Juste ce qu’il faut pour que les musclés reculent dans le couloir et se mettent à ouvrir les portes une à une.

Le policier qui semble le chef du groupe d’intervention demande :

— Il se cache où votre mari ?

Marina ne comprend pas bien.

— Se cache ? De qui, pourquoi ?

— Il est dans quelle pièce ? Vite !

Le son est discret. Le ton tranchant. Boulot, boulot. L’épouse secoue la tête sans rien dire. Elle ne comprend toujours pas.

— Pourquoi il est pas là ?

— Il est sorti.

— Parti ? Travail ?

— Non. Jogging.

Elle fait comme l’homme en noir. Un mot, un autre. Pas de phrase. Pas le temps.

— Il revient ?

Ben oui ballot. Il va rentrer chez lui, tiens ! Il n’y a pas de raison ! Mais elle ne peut pas le dire de cette façon.

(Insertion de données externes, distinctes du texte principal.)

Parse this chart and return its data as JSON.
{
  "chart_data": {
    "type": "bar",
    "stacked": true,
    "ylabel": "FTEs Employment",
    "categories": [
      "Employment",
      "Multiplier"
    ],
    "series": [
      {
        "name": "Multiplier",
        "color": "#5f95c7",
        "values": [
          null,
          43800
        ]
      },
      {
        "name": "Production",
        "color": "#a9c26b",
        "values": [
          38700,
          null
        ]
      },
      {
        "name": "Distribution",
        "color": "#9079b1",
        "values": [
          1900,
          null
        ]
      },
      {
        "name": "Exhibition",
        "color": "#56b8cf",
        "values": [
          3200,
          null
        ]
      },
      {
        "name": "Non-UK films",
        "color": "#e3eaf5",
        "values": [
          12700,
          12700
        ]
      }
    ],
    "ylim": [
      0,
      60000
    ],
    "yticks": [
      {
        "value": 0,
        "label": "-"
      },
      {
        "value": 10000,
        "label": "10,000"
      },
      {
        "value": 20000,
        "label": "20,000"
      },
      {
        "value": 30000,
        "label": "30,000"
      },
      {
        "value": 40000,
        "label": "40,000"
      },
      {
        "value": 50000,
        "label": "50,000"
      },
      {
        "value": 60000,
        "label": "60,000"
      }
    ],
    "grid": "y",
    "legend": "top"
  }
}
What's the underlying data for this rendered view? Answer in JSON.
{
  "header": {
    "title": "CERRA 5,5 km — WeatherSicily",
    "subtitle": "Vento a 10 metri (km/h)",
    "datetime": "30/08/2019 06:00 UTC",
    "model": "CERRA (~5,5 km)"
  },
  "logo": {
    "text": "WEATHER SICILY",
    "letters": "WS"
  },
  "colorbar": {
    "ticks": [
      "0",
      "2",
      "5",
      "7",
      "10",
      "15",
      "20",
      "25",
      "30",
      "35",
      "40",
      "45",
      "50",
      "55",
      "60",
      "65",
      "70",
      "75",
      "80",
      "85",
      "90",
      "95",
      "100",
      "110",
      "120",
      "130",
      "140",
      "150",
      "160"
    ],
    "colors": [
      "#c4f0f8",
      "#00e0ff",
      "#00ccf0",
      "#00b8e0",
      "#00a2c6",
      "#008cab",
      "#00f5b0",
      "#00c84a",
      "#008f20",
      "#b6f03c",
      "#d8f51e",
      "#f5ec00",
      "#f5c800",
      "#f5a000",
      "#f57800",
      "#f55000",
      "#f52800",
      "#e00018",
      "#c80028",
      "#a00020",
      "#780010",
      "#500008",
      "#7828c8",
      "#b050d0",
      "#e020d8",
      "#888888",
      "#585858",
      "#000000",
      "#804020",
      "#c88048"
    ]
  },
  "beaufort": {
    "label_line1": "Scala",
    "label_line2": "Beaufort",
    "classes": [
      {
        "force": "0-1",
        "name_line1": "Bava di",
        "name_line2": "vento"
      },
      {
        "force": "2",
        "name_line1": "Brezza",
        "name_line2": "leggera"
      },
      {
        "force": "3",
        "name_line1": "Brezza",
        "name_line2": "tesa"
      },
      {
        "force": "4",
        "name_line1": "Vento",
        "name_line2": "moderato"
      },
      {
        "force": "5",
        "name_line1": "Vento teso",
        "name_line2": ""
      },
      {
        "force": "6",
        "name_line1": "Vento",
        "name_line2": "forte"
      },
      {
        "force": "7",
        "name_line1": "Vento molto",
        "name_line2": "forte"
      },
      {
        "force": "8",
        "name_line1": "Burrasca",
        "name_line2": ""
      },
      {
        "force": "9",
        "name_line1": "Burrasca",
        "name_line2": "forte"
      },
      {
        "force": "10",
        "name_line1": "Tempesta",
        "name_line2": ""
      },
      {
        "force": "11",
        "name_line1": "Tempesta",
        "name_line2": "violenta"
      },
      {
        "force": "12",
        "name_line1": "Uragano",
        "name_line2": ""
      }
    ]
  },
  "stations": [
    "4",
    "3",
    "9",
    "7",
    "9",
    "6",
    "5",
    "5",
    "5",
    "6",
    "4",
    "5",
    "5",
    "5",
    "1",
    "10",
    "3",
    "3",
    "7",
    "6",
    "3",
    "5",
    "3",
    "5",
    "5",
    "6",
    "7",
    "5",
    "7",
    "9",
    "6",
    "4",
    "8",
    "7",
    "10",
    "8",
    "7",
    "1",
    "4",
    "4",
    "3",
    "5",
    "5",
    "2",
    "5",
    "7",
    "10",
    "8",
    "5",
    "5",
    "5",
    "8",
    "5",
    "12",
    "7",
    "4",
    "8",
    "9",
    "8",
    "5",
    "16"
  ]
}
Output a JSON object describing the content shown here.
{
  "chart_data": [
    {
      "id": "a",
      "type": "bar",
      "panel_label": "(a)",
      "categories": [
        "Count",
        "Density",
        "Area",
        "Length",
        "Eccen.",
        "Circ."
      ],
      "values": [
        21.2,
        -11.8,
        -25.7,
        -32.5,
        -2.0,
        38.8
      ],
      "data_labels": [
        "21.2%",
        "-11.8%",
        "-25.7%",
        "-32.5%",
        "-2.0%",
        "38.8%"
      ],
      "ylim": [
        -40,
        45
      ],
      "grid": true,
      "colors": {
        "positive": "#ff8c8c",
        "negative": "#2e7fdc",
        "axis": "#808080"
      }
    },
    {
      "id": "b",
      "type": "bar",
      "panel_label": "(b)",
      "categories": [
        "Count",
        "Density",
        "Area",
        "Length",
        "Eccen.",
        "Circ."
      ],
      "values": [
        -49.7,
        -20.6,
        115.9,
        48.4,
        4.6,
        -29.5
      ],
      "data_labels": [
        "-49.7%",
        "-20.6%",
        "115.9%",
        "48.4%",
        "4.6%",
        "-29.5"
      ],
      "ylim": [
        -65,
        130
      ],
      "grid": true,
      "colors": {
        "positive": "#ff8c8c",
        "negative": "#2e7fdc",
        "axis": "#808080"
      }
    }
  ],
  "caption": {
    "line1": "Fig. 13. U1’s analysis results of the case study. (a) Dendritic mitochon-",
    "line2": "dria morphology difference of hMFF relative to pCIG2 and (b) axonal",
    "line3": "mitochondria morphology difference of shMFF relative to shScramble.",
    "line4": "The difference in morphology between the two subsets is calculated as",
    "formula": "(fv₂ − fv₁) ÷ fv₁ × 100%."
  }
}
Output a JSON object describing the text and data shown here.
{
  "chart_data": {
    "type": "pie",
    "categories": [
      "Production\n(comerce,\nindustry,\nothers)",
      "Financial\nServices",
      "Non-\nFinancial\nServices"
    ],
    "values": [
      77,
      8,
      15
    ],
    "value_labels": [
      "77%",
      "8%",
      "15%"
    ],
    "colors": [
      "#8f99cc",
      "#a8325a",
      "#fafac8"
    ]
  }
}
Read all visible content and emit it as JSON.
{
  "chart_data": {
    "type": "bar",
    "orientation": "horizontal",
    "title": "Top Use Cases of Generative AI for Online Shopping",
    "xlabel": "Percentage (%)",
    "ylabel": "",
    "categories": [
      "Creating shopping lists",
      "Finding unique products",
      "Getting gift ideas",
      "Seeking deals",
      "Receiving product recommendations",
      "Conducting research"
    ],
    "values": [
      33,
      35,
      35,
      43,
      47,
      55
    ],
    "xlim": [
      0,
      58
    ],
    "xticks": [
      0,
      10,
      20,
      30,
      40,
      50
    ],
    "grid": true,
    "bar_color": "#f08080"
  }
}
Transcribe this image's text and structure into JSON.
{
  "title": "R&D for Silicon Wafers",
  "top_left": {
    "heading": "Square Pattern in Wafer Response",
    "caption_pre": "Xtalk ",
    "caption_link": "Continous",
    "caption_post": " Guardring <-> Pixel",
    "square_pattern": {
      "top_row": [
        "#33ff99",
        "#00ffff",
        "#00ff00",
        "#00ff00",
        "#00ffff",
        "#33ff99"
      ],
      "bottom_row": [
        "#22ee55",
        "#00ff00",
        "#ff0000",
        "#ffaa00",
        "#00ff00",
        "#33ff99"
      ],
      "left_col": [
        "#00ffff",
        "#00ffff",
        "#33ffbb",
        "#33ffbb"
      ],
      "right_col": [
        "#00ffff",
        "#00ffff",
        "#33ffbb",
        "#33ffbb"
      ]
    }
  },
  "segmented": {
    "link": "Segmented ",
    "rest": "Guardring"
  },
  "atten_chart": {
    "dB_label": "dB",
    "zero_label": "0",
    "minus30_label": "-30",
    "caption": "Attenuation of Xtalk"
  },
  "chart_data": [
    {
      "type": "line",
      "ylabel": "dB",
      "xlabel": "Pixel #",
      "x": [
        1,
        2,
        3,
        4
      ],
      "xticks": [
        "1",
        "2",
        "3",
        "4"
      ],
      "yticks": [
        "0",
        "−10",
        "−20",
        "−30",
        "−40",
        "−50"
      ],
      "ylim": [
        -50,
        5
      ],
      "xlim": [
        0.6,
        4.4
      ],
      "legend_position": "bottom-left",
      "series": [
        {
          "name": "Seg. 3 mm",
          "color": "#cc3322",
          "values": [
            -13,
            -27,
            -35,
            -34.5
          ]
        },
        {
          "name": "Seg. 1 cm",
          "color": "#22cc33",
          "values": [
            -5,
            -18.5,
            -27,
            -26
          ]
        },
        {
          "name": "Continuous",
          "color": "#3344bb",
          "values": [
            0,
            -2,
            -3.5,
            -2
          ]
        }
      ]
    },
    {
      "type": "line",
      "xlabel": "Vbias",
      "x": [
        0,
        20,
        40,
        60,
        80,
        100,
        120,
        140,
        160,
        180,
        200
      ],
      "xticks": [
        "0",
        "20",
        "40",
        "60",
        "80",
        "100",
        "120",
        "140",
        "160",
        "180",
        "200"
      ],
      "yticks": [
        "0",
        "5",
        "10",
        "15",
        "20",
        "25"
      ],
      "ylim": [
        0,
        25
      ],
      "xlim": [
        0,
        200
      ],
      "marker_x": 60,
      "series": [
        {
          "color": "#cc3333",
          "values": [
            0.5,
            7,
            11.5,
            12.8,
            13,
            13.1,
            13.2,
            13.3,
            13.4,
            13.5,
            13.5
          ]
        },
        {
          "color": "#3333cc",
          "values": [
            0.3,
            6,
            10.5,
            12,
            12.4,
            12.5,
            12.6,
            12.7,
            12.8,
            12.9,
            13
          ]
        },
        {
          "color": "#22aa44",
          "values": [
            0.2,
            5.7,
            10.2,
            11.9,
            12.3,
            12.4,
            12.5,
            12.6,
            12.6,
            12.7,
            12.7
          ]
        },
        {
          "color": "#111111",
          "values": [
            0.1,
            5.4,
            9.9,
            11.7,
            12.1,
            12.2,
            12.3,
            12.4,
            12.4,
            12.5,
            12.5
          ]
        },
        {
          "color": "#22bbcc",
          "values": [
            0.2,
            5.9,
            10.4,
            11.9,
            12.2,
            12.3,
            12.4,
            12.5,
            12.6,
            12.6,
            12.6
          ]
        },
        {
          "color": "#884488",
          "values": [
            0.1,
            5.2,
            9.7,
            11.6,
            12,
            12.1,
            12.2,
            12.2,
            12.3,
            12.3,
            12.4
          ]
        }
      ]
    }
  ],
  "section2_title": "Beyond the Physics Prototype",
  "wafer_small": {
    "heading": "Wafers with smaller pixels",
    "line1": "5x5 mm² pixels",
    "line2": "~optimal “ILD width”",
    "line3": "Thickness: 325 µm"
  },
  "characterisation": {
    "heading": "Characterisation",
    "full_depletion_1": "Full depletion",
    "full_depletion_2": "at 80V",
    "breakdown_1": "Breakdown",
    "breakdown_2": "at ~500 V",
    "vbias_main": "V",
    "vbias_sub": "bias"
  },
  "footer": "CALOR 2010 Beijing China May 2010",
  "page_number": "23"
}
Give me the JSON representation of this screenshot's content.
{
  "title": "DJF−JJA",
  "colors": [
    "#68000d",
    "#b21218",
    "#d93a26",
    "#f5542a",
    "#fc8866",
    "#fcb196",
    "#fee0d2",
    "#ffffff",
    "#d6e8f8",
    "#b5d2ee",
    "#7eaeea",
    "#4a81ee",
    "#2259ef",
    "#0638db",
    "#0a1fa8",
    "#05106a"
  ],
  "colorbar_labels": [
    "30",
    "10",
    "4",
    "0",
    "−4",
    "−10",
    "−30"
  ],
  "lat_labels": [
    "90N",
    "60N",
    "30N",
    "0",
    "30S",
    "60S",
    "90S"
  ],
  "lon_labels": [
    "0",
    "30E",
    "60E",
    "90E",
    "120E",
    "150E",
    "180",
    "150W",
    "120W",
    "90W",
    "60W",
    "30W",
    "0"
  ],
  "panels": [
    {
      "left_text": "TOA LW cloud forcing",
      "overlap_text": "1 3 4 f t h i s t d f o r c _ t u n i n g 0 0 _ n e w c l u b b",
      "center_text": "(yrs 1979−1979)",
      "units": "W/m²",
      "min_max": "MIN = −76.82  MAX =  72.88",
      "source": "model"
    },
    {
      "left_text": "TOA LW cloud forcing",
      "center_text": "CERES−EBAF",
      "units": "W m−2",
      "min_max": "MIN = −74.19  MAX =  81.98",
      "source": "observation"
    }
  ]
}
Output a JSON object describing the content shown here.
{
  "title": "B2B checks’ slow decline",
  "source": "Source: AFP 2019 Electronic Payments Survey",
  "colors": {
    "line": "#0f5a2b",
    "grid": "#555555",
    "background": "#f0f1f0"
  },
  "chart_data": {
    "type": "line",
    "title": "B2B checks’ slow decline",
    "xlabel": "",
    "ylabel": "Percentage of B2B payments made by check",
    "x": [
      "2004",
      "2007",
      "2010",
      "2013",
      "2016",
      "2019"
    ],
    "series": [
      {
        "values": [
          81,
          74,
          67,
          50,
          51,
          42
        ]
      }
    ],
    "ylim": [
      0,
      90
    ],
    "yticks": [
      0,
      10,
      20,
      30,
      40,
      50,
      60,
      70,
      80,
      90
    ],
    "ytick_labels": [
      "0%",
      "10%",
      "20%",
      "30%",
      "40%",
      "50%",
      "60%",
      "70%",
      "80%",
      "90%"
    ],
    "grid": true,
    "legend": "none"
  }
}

— Dans deux trois minutes, répond-elle.

Le gradé se retourne vers ses hommes.

— Tout le monde en place. Target en retour. On attend.

« Target », ça veut dire la cible non ? Elle a entendu ça dans un film américain. Marina en a le souffle coupé. C’est sur son mari qu’ils vont faire un carton ?

Elle se lève d’un bond et marche vers les intrus qui reculent.

— C’est quoi tout ce cirque ?

Elle s’est entendue hurler. Personne ne lui répond mais un index ganté de noir la fixe. On doit vouloir qu’elle la ferme et elle comprend immédiatement qu’elle n’est pas de taille à leur résister. C’était juste un réflexe de défense. De quoi parfois mettre un terme à la vie. Suffit, qu’en face, on le prenne mal. Et boum !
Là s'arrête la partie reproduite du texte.